NOITE CHUVOSA
O ruído que o salto de seus calçados produzia, ao tocar o asfalto úmido naquela noite chuvosa, ecoava cada vez mais alto por toda a extensão daquela rua deserta. A madrugada começava, e apesar dela não enxergar uma viva alma por ali, ainda assim, sentia aquela estranha sensação de não estar só.
Aumentava cada vez mais o ritmo de suas passadas, estava ofegante, e apesar da noite fria, o suor gelado escorria através de seu rosto e se mesclava com a água oriunda do céu, que a atingia lateralmente, ajudada pelo vento e que ignorava a proteção que o guarda-chuva oferecia. No alto das edificações antigas, as quais davam àquela parte da cidade um tom nostálgico, e até certo ponto deprimente, estava o motivo da aflição da jovem que seguia apressada. E ela teria razões para a aflição, pois o ser que a espreitava sentia o medo que exalava de suas vítimas, isso o estimulava, ele aprimorara sua técnica através das eras, a facilidade com a qual superava o tempo, seria comparável com a que você tem para vencer as linhas deste texto. Mas, diferentemente de você, ele não era humano, não há muito tempo. Agora ele se alimenta do líquido escarlate que corre nas veias daqueles que persegue, subjuga e mata.
Instantes antes, ele entrara furtivamente pela janela que fora deixada aberta de forma descuidada, a garota que dormia tranqüila não teve tempo de reação, não viu de onde veio a mão forte, cujas garras lhe rasgaram o rosto, enquanto tapava sua boca para evitar que os prováveis gritos desesperados chamassem atenção. A discrição era essencial na rotina do ser. Os caninos salientes cravaram-se na pele tenra do pescoço da garota, logo o precioso líquido começou a descer pela garganta ressequida do ser, dois filetes escorreram e mancharam a fronha branca, formando uma pequena poça sobre o lençol. O corpo exangue da garota fora deixado sobre a cama, como um prato vazio sobre a mesa após uma refeição, e o ser noturno não aguardaria até que alguém viesse recolhê-lo.

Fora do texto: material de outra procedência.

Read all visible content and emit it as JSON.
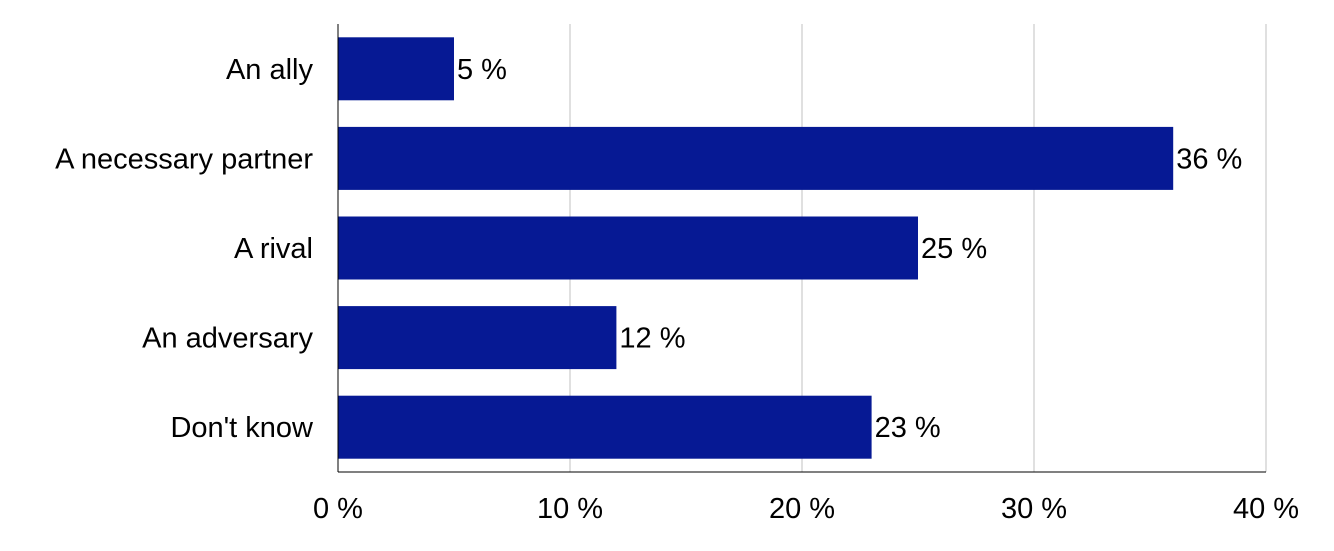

Ainda estava faminto, o sangue da garota franzina não fora suficiente para saciar a sede infernal que lhe queimava o estômago. Sentia como se um ácido potente lhe corroesse o corpo, por isso continuara sua caçada, e a sorte estava sorrindo para ele naquela noite. A moça, que havia avistado dois quarteirões atrás, caminhava só, sua predileção pelas jovens às vezes o fazia imprudente, mas não era o caso. Do alto daquele sobrado era só esperar o momento certo. A chuva havia aumentado, talvez na mesma proporção do medo da moça que começara a correr de forma desabalada, as pastas que carregava foram ao chão, acompanhadas do guarda-chuva, o momento havia chegado.
O caçador noturno corria pelo beiral do sobrado, de forma paralela ao percurso da moça na calçada, ao notar que ela dobrara a esquerda em um beco, ele exibiu um sorriso hediondo, pois nada havia no local, além de um muro de uns cinco metros de altura e várias latas de lixo. Ele saltou do beiral, pousando no chão de forma suave, como uma folha ao vento, e ficou cara a cara com a garota.
- Calma menina. Já fiz isso inúmeras vezes, prometo que não vai doer...muito.
A jovem nada disse, em sua aflição buscou uma saída e correu na direção das latas de lixo, tentando usá-las para escalar o muro, as latas caíram e a moça foi ao chão. O emissário da morte gargalhou, exibindo suas presas imensas, em seguida saltou sobre a vítima para decretar seus últimos momentos, então caiu sobre ela e veio silêncio.
Instantes depois, o corpo paralisado do caçador foi rolado para o lado, a mulher que desde criança havia jurado vingar a morte da irmã adolescente, finalmente encontrara quem buscava, e a estaca retirada do casaco no momento certo, fora fincada no peito de seu algoz no ato do salto. Ela levantou e pisou com vontade sobre o pedaço de madeira, enterrando-o mais ainda no coração do morto-vivo e disse para si mesma:
- É verdade, não doeu nada...para mim – caminhou solitária pela noite chuvosa.